For Matsuyama, he putted well, but there was also a distinct advantage that Hutsell saw — his driving ability.

“He’s obviously long off the tee and that’s one of his strengths,” Hutsell said. “He also has a great putting stroke. Any time you can drive it as long as he does and hit a lot of fairways, you increase your chance of hitting greens with shorter irons into the green. It’s interesting. In the playoff yesterday, you had contrasting styles — Webb isn’t extremely long. Distance isn’t everything, but it is an advantage, particularly when you’re putting well.”

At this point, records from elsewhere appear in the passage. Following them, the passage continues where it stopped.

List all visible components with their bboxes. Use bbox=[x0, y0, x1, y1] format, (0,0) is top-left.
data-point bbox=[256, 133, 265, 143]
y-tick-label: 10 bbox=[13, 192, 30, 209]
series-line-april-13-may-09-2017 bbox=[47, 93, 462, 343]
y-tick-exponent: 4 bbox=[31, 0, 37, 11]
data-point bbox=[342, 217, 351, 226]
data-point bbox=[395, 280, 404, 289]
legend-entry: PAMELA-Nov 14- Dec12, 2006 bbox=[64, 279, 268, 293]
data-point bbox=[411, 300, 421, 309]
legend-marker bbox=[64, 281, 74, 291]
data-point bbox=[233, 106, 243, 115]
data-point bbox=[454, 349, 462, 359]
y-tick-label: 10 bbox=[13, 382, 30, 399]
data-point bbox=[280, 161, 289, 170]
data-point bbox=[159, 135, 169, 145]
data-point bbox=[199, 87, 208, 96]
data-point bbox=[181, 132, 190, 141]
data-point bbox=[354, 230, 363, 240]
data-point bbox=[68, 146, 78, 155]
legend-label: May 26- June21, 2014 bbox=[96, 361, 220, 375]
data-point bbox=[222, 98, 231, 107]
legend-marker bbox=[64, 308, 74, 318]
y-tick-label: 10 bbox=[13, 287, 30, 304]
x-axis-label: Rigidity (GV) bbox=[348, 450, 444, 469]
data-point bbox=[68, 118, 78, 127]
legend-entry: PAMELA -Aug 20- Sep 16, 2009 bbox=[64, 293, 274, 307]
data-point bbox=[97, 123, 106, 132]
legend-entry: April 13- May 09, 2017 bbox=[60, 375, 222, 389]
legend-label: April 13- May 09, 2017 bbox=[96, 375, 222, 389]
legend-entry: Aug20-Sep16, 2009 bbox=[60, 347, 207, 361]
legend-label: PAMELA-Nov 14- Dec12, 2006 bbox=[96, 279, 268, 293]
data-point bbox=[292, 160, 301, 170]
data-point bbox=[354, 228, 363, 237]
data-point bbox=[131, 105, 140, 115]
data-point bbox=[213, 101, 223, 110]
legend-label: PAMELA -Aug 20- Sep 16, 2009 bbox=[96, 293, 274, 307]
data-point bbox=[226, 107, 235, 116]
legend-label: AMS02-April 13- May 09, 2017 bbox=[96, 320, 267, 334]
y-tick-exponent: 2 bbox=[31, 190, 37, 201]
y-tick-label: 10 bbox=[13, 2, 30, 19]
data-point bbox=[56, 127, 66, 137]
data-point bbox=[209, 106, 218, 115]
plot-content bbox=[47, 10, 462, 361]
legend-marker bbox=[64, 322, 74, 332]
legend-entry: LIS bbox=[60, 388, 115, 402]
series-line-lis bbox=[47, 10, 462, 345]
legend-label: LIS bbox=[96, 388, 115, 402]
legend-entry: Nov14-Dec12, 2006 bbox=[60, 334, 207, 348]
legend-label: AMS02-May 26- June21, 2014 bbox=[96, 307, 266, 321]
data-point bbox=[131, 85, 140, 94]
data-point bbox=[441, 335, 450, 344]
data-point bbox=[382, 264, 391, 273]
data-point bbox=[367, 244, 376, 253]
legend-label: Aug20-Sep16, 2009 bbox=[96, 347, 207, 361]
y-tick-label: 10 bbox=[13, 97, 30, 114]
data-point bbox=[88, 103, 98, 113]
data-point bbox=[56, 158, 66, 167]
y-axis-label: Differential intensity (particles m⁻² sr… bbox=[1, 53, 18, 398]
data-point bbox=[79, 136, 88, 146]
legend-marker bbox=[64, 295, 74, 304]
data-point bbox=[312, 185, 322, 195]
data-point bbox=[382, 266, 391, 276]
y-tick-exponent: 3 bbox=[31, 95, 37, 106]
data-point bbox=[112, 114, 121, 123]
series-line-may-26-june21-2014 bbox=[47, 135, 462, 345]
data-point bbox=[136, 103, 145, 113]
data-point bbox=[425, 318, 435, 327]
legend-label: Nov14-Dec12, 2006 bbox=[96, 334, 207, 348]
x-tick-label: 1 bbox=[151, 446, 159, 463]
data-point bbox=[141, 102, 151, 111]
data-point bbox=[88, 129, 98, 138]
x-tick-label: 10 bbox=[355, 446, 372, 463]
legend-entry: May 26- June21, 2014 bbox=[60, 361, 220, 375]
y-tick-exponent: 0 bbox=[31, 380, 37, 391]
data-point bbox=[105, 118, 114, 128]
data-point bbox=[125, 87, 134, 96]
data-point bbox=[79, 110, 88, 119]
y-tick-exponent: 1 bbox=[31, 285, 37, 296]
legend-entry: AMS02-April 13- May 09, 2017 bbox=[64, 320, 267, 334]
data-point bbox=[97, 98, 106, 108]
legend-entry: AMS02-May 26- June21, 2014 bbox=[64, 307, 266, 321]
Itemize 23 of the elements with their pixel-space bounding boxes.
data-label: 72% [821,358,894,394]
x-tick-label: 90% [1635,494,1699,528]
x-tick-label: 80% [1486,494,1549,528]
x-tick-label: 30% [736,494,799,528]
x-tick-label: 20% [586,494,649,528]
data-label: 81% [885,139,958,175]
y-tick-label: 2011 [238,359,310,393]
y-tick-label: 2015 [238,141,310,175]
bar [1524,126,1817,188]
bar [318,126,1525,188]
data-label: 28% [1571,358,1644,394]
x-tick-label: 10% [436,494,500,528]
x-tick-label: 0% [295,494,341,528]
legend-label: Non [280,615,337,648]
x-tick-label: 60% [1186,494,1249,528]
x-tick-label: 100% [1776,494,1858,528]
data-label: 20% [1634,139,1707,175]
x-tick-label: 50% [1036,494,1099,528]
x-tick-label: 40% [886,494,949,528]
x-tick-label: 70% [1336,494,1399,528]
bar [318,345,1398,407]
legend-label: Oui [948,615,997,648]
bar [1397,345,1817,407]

So what can you glean from Hutsell, Matsuyama and Simpson? Chances are you aren’t going to be playing in events that are as high profile as what they’re playing in, but the message is the same even if it’s a local tournament, club championship, or a match with your buddies where you’re trailing late: stay positive.

“If you find yourself playing from behind, stay as positive as you can,” Hutsell said. “If there’s any doubt in your mind, it will certainly effect how you play or hit shots. Maintain a positive attitude even if you’re not striking it as well as you’d like. It will help. The mind plays a huge part in the game of golf, even in between shots, so thinking positively and being confident in your decision making will help you to hit better shots in the long run.”

Experience counts for something too.

“The more you can expose yourself to the pressures of playing in matches and tournaments can only help you when you find yourself in a situation with a chance to win,” Hutsell said. “When you get that opportunity — it doesn’t happen as often as we’d like — if you can, grasp it. It’s an amazing feeling and one you want to experience again and again.”

Hutsell said this whole outlook can also be applied to what the New England Patriots accomplished in winning Super Bowl 51 on Sunday, overcoming a late, 25-point deficit to defeat the Atlanta Falcons in overtime.

“I have no idea what was said in locker room at halftime, but I’m sure it was something like, ‘we still had 30 miunutes to play, anything can happen,’ Hutsell said. “Whether you’re ahead or behind, everyone feels pressure. How you handle it decides whether you have success or failure. The Patriots have had success in these situations before. They could take some comfort in that. Your desired outcome is easier to achieve when you’re able to recall a past experience where you performed well under pressure.”